According to the results of a eight-year study presented by Dr Eric L G Verhoeven, Associate Professor and Consultant Vascular Surgeon at the University Medical Center Groningen (The Netherlands), endovascular treatment for popliteal aneurysm disease were found it to be an effective, simple procedure from which patients generally make a quick and long-lasting recovery. The results were eagerly awaited as there are relatively few studies analysing long-term safety and effectiveness of endovascular treatment.
The study included 72 cases in which endografts were placed in patients with popliteal aneurysm disease who were found to have suitable anatomy for the procedure. All 72 procedures were technically successful. During follow-up, 16 (22%) stent-grafts occluded; ten needed treatment for this occlusion, but five re-occluded. Another eight re-interventions other than for occlusion were required, but half of these can directly be accounted for to the initial learning curve.

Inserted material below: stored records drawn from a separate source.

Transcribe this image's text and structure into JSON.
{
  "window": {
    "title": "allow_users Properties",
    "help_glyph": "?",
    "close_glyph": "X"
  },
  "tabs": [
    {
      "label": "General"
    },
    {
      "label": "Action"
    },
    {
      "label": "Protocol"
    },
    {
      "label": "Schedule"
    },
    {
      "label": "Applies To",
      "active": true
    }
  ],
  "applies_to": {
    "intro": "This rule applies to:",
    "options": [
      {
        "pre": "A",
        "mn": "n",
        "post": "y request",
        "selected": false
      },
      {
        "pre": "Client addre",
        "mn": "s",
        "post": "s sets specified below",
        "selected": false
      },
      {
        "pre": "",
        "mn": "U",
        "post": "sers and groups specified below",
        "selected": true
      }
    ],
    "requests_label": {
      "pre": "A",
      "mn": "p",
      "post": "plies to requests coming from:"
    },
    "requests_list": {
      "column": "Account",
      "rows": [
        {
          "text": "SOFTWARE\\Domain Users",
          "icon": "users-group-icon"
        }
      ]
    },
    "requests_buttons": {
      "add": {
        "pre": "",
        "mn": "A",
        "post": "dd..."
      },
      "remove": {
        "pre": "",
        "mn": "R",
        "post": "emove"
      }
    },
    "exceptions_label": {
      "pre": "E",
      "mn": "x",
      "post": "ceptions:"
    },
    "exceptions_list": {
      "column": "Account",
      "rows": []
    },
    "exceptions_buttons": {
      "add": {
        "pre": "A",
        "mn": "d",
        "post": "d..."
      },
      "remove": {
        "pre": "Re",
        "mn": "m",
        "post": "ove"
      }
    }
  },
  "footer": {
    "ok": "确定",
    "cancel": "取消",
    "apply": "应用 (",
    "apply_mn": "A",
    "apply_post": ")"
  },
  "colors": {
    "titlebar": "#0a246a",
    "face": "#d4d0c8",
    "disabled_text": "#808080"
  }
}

Only one patient required open surgery and no patients underwent amputation. The group also found that treating postoperative patients with clopidogrel added to aspirin during the first eight weeks of recovery resulted in better patency (lack of blockage). Five years into the study, the primary patency was 70%, with a secondary patency of 79%, which is considered an acceptable rate. Verhoeven expects these rates to improve with the use of better anticoagulation therapy, such as a six-month course of clopidogrel, as well as from refinements to the technical execution of the procedure.
Based on these study findings and their extensive experience, Verhoeven still considers open surgery a first option for good-risk patients. “However, for all other patients, especially those who lack good veins for bypass surgery, endografts have proven to be a safe and effective treatment. With this study in hand, endovascular repair can be regarded a valid option for treatment of popliteal aneurysm,” he added.